Censorinus lashed out. I parried, more in annoyance than anything else since this all seemed so pointless. He went for me in earnest, so I fought back. Epimandos jumped up on the counter to avoid damage to his person; the other customers leaned in from the street,
cheering raucously. We had a short, ungainly bout of fisticuffs. I won. I threw the soldier out into the lane; he picked himself up and slunk off muttering.
Peace resumed in the caupona. Epimandos was wiping his arm with his rag. ‘What was that all about?’
‘Jove only knows!’ I flipped some coppers at him for the bill, then set off home.

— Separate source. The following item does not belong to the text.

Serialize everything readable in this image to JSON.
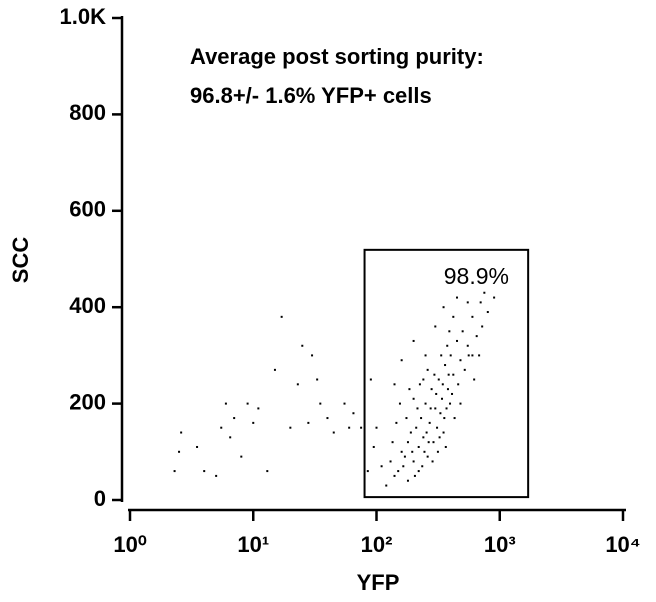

As I left, Epimandos picked up the bread roll that Stringy had been licking earlier, and replaced it in the customers’ bread basket.
VI
The following morning, I started re-establishing my normal life in Rome.

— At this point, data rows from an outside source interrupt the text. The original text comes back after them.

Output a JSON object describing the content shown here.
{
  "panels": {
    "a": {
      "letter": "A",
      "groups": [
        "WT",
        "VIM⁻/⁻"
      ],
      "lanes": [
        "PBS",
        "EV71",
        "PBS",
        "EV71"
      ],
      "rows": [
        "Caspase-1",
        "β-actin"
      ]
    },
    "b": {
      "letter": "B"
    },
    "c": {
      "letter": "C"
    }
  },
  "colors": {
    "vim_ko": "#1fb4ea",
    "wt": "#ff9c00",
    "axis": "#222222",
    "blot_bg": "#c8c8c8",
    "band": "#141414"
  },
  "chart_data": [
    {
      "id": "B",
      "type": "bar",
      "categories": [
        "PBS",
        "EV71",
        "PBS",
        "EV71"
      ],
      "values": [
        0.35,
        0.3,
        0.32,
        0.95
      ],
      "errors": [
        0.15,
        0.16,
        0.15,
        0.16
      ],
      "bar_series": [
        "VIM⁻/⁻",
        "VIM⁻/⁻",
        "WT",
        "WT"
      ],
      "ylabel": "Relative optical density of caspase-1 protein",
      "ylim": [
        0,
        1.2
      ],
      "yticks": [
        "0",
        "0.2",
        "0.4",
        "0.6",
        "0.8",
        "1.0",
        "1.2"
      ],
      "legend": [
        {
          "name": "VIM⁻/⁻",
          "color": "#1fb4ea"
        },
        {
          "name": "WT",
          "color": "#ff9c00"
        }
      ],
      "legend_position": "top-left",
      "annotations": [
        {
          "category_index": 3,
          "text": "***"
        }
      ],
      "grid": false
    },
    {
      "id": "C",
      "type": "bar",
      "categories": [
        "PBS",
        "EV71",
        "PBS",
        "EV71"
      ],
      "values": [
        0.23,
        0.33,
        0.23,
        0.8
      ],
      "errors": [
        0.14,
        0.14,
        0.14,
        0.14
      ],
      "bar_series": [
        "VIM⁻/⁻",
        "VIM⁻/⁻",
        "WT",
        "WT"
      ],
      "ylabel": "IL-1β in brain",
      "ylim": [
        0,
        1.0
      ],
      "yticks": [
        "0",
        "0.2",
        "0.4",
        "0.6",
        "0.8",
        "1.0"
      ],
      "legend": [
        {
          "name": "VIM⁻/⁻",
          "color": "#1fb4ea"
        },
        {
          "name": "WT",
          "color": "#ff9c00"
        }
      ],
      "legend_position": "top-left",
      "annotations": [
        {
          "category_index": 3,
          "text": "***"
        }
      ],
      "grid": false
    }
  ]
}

I stayed in bed long enough to prove that I wasn’t a client who needed to leap out and grovel for favours at some rich patron’s house. Then I showed myself to the eager populace in the Forum, though most were looking the other way. I dodged my banker, a girl I preferred not to recognise, and several of my brothers-in-law. Then I sauntered into the men’s baths at the back of the Temple of Castor for a complete physical overhaul. After a fierce exercise and massage session with Glaucus my trainer, who was in one of his sarcastic moods, I bathed, invested in a shave and haircut, told some jokes, heard some gossip, lost a denarius in a bet about how many flea-bites were on some stranger’s leg, and generally began to feel like a civilised Roman again.
I had been away six months. Nothing had changed in politics or at the racing stables, but everything cost more than when I left. The only people who seemed to have missed me were the ones I owed money.

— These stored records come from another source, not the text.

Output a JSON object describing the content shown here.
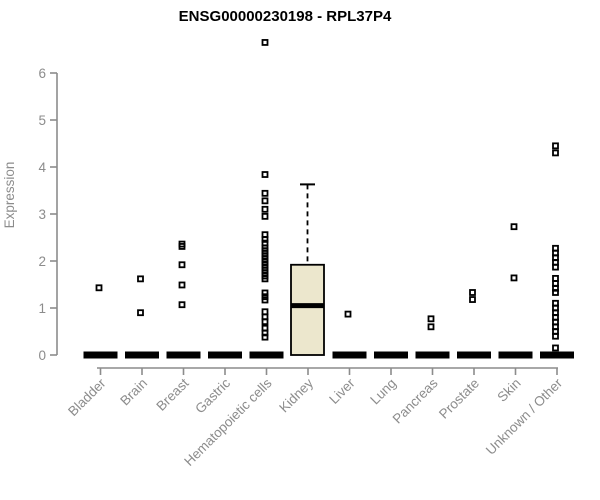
{
  "title": "ENSG00000230198 - RPL37P4",
  "chart_data": {
    "type": "boxplot",
    "title": "ENSG00000230198 - RPL37P4",
    "xlabel": "",
    "ylabel": "Expression",
    "ylim": [
      0,
      6
    ],
    "yticks": [
      0,
      1,
      2,
      3,
      4,
      5,
      6
    ],
    "grid": false,
    "legend": false,
    "colors": {
      "axis": "#8c8c8c",
      "tick_label": "#8c8c8c",
      "axis_title": "#8c8c8c",
      "chart_title": "#000000",
      "point": "#000000",
      "box_fill": "#ece7cd",
      "box_border": "#000000",
      "median": "#000000",
      "zero_bar": "#000000",
      "background": "#ffffff"
    },
    "categories": [
      "Bladder",
      "Brain",
      "Breast",
      "Gastric",
      "Hematopoietic cells",
      "Kidney",
      "Liver",
      "Lung",
      "Pancreas",
      "Prostate",
      "Skin",
      "Unknown / Other"
    ],
    "series": [
      {
        "category": "Bladder",
        "zero_bar": true,
        "box": null,
        "points": [
          1.43
        ]
      },
      {
        "category": "Brain",
        "zero_bar": true,
        "box": null,
        "points": [
          1.62,
          0.9
        ]
      },
      {
        "category": "Breast",
        "zero_bar": true,
        "box": null,
        "points": [
          2.36,
          2.31,
          1.92,
          1.49,
          1.07
        ]
      },
      {
        "category": "Gastric",
        "zero_bar": true,
        "box": null,
        "points": []
      },
      {
        "category": "Hematopoietic cells",
        "zero_bar": true,
        "box": null,
        "points": [
          6.65,
          3.84,
          3.44,
          3.28,
          3.1,
          2.95,
          2.56,
          2.46,
          2.38,
          2.28,
          2.22,
          2.16,
          2.1,
          2.04,
          1.98,
          1.92,
          1.86,
          1.8,
          1.74,
          1.68,
          1.62,
          1.32,
          1.24,
          1.17,
          0.92,
          0.81,
          0.71,
          0.57,
          0.47,
          0.38
        ]
      },
      {
        "category": "Kidney",
        "zero_bar": false,
        "box": {
          "whisker_low": 0,
          "q1": 0,
          "median": 1.05,
          "q3": 1.92,
          "whisker_high": 3.63
        },
        "points": []
      },
      {
        "category": "Liver",
        "zero_bar": true,
        "box": null,
        "points": [
          0.87
        ]
      },
      {
        "category": "Lung",
        "zero_bar": true,
        "box": null,
        "points": []
      },
      {
        "category": "Pancreas",
        "zero_bar": true,
        "box": null,
        "points": [
          0.77,
          0.6
        ]
      },
      {
        "category": "Prostate",
        "zero_bar": true,
        "box": null,
        "points": [
          1.33,
          1.18
        ]
      },
      {
        "category": "Skin",
        "zero_bar": true,
        "box": null,
        "points": [
          2.73,
          1.64
        ]
      },
      {
        "category": "Unknown / Other",
        "zero_bar": true,
        "box": null,
        "points": [
          4.45,
          4.3,
          2.27,
          2.17,
          2.07,
          1.97,
          1.87,
          1.63,
          1.52,
          1.42,
          1.33,
          1.1,
          1.0,
          0.9,
          0.8,
          0.7,
          0.6,
          0.5,
          0.4,
          0.15
        ]
      }
    ]
  }
}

I borrowed a toga from Glaucus and made my way up to the Palatine for an audience with the Emperor. My report made an adequate impression on the old man, though I should have remembered to leave it until after dinner when his mood would be more generous. But my mission in Germany had gone well; Vespasian liked to quibble, yet he always acknowledged success. He was fair. He sanctioned my fee and expenses. There was, however, no attempt to offer me another job. That is the risk with freelancing: the constant threat of unemployment and bankruptcy, then just when you’ve trained yourself to enjoy lots of free time, they offer you some mission even Hercules would baulk at.